Zhao Jun, Wang Tianyu, Pedrycz Witold, Wang Wei
IEEE Trans Cybern. 2021 Apr;51(4):2201-2214. doi: 10.1109/TCYB.2019.2901268. Epub 2021 Mar 17.
A timely and effective scheduling of the byproduct gas system plays a pivotal role in realizing intelligent manufacturing and energy conservation in the steel industry. In order to realize real-time dynamic scheduling of the blast furnace gas (BFG) system, a granular prediction and dynamic scheduling process based on adaptive dynamic programming is proposed in this paper. To reflect the specificity of production reflected in the fluctuation of data, a series of information granules is constructed and described. In the dynamic scheduling phase, based on the granular feature description, a scheduling action network is established and further updates of information granules are realized. Considering a slow adjustment process and delay characteristics of the BFG system, the cumulative reward of the critic network is calculated on the basis of the data partition to construct a tendency attenuation-based cost function. In order to determine the future trends of the gas tank level that targets real-time determination of the scheduling moment, a reinforcement learning-based granulation and prediction process is also proposed. To demonstrate the performance of the proposed method, a number of comparative experiments are presented by using the practical industrial data. The results indicate that the proposed method exhibits high accuracy and can deliver an effective solution to justified scheduling of the BFG system.

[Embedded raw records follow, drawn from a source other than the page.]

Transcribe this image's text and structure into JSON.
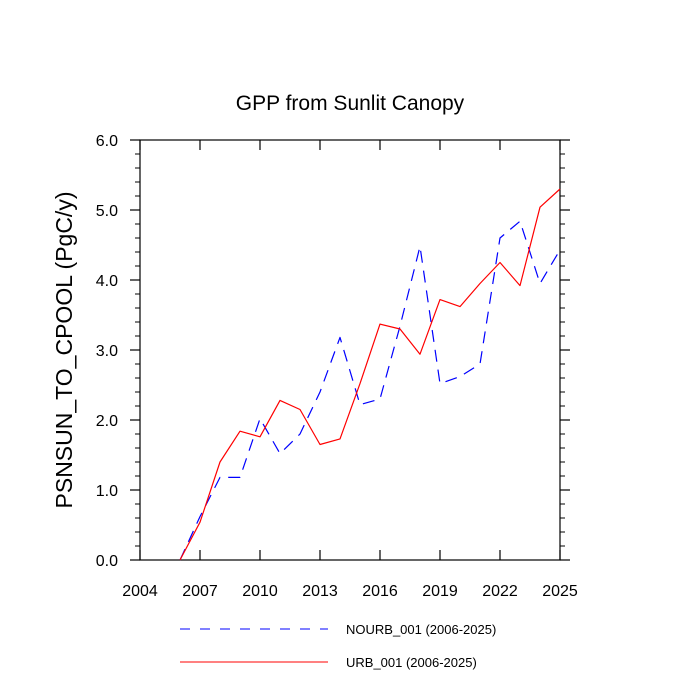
{
  "chart_data": {
    "type": "line",
    "title": "GPP from Sunlit Canopy",
    "xlabel": "",
    "ylabel": "PSNSUN_TO_CPOOL  (PgC/y)",
    "xlim": [
      2004,
      2025
    ],
    "ylim": [
      0,
      6
    ],
    "xticks": [
      2004,
      2007,
      2010,
      2013,
      2016,
      2019,
      2022,
      2025
    ],
    "xtick_labels": [
      "2004",
      "2007",
      "2010",
      "2013",
      "2016",
      "2019",
      "2022",
      "2025"
    ],
    "yticks": [
      0,
      1,
      2,
      3,
      4,
      5,
      6
    ],
    "ytick_labels": [
      "0.0",
      "1.0",
      "2.0",
      "3.0",
      "4.0",
      "5.0",
      "6.0"
    ],
    "grid": false,
    "legend_position": "bottom",
    "x": [
      2006,
      2007,
      2008,
      2009,
      2010,
      2011,
      2012,
      2013,
      2014,
      2015,
      2016,
      2017,
      2018,
      2019,
      2020,
      2021,
      2022,
      2023,
      2024,
      2025
    ],
    "series": [
      {
        "name": "NOURB_001 (2006-2025)",
        "color": "#0000ff",
        "dash": "dashed",
        "values": [
          0.0,
          0.62,
          1.18,
          1.18,
          2.02,
          1.52,
          1.8,
          2.4,
          3.18,
          2.22,
          2.3,
          3.34,
          4.48,
          2.52,
          2.62,
          2.8,
          4.6,
          4.84,
          3.95,
          4.43
        ]
      },
      {
        "name": "URB_001 (2006-2025)",
        "color": "#ff0000",
        "dash": "solid",
        "values": [
          0.0,
          0.54,
          1.4,
          1.84,
          1.76,
          2.28,
          2.15,
          1.65,
          1.73,
          2.52,
          3.37,
          3.3,
          2.94,
          3.72,
          3.62,
          3.95,
          4.25,
          3.92,
          5.04,
          5.3
        ]
      }
    ]
  }
}
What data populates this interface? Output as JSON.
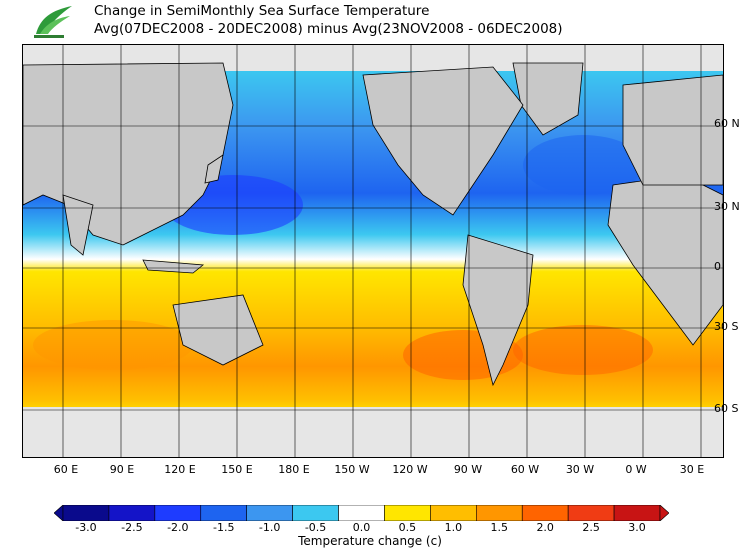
{
  "title": {
    "line1": "Change in SemiMonthly Sea Surface Temperature",
    "line2": "Avg(07DEC2008 - 20DEC2008) minus Avg(23NOV2008 - 06DEC2008)"
  },
  "map": {
    "lat_labels": [
      "60 N",
      "30 N",
      "0",
      "30 S",
      "60 S"
    ],
    "lon_labels": [
      "60 E",
      "90 E",
      "120 E",
      "150 E",
      "180 E",
      "150 W",
      "120 W",
      "90 W",
      "60 W",
      "30 W",
      "0 W",
      "30 E"
    ],
    "land_color": "#c8c8c8",
    "ice_color": "#e6e6e6"
  },
  "colorbar": {
    "ticks": [
      "-3.0",
      "-2.5",
      "-2.0",
      "-1.5",
      "-1.0",
      "-0.5",
      "0.0",
      "0.5",
      "1.0",
      "1.5",
      "2.0",
      "2.5",
      "3.0"
    ],
    "colors": [
      "#0a0a8c",
      "#1414c8",
      "#1e3cff",
      "#1e64f0",
      "#3c96f0",
      "#3cc8f0",
      "#ffffff",
      "#ffe600",
      "#ffbe00",
      "#ff9600",
      "#ff6400",
      "#f03c14",
      "#c81414"
    ],
    "caption": "Temperature change  (c)"
  }
}
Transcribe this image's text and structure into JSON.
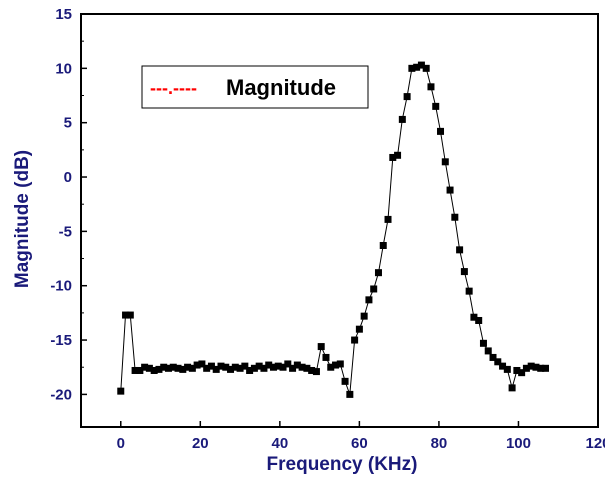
{
  "chart_data": {
    "type": "line",
    "xlabel": "Frequency (KHz)",
    "ylabel": "Magnitude (dB)",
    "xlim": [
      -10,
      120
    ],
    "ylim": [
      -23,
      15
    ],
    "xticks": [
      0,
      20,
      40,
      60,
      80,
      100,
      120
    ],
    "yticks": [
      -20,
      -15,
      -10,
      -5,
      0,
      5,
      10,
      15
    ],
    "grid": false,
    "legend": {
      "placement": "top-left",
      "sample": "---.----",
      "label": "Magnitude"
    },
    "colors": {
      "axis_text": "#1a1a7a",
      "series": "#000000",
      "legend_sample": "#ff0000"
    },
    "series": [
      {
        "name": "Magnitude",
        "marker": "square",
        "x": [
          0,
          1.2,
          2.4,
          3.6,
          4.8,
          6,
          7.2,
          8.4,
          9.6,
          10.8,
          12,
          13.2,
          14.4,
          15.6,
          16.8,
          18,
          19.2,
          20.4,
          21.6,
          22.8,
          24,
          25.2,
          26.4,
          27.6,
          28.8,
          30,
          31.2,
          32.4,
          33.6,
          34.8,
          36,
          37.2,
          38.4,
          39.6,
          40.8,
          42,
          43.2,
          44.4,
          45.6,
          46.8,
          48,
          49.2,
          50.4,
          51.6,
          52.8,
          54,
          55.2,
          56.4,
          57.6,
          58.8,
          60,
          61.2,
          62.4,
          63.6,
          64.8,
          66,
          67.2,
          68.4,
          69.6,
          70.8,
          72,
          73.2,
          74.4,
          75.6,
          76.8,
          78,
          79.2,
          80.4,
          81.6,
          82.8,
          84,
          85.2,
          86.4,
          87.6,
          88.8,
          90,
          91.2,
          92.4,
          93.6,
          94.8,
          96,
          97.2,
          98.4,
          99.6,
          100.8,
          102,
          103.2,
          104.4,
          105.6,
          106.8
        ],
        "y": [
          -19.7,
          -12.7,
          -12.7,
          -17.8,
          -17.8,
          -17.5,
          -17.6,
          -17.8,
          -17.7,
          -17.5,
          -17.6,
          -17.5,
          -17.6,
          -17.7,
          -17.5,
          -17.6,
          -17.3,
          -17.2,
          -17.6,
          -17.4,
          -17.7,
          -17.4,
          -17.5,
          -17.7,
          -17.5,
          -17.6,
          -17.4,
          -17.8,
          -17.6,
          -17.4,
          -17.6,
          -17.3,
          -17.5,
          -17.4,
          -17.5,
          -17.2,
          -17.6,
          -17.3,
          -17.5,
          -17.6,
          -17.8,
          -17.9,
          -15.6,
          -16.6,
          -17.5,
          -17.3,
          -17.2,
          -18.8,
          -20.0,
          -15.0,
          -14.0,
          -12.8,
          -11.3,
          -10.3,
          -8.8,
          -6.3,
          -3.9,
          1.8,
          2.0,
          5.3,
          7.4,
          10.0,
          10.1,
          10.3,
          10.0,
          8.3,
          6.5,
          4.2,
          1.4,
          -1.2,
          -3.7,
          -6.7,
          -8.7,
          -10.5,
          -12.9,
          -13.2,
          -15.3,
          -16.0,
          -16.6,
          -17.0,
          -17.4,
          -17.7,
          -19.4,
          -17.8,
          -18.0,
          -17.6,
          -17.4,
          -17.5,
          -17.6,
          -17.6
        ]
      }
    ]
  }
}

副产品气体系统的及时有效调度在钢铁行业实现智能制造和节能方面起着关键作用。为实现高炉煤气(BFG)系统的实时动态调度,本文提出了一种基于自适应动态规划的粒度预测与动态调度方法。为反映数据波动所体现的生产特殊性,构建并描述了一系列信息粒度。在动态调度阶段,基于粒度特征描述建立调度动作网络,并实现信息粒度的进一步更新。考虑到BFG系统的调整过程缓慢及延迟特性,在数据分区的基础上计算评判网络的累积奖励,构建基于趋势衰减的成本函数。为确定以实时确定调度时刻为目标的气罐液位未来趋势,还提出了一种基于强化学习的粒度化与预测方法。为验证所提方法的性能,利用实际工业数据进行了多项对比实验。结果表明,所提方法具有较高的准确性,能够为BFG系统的合理调度提供有效的解决方案。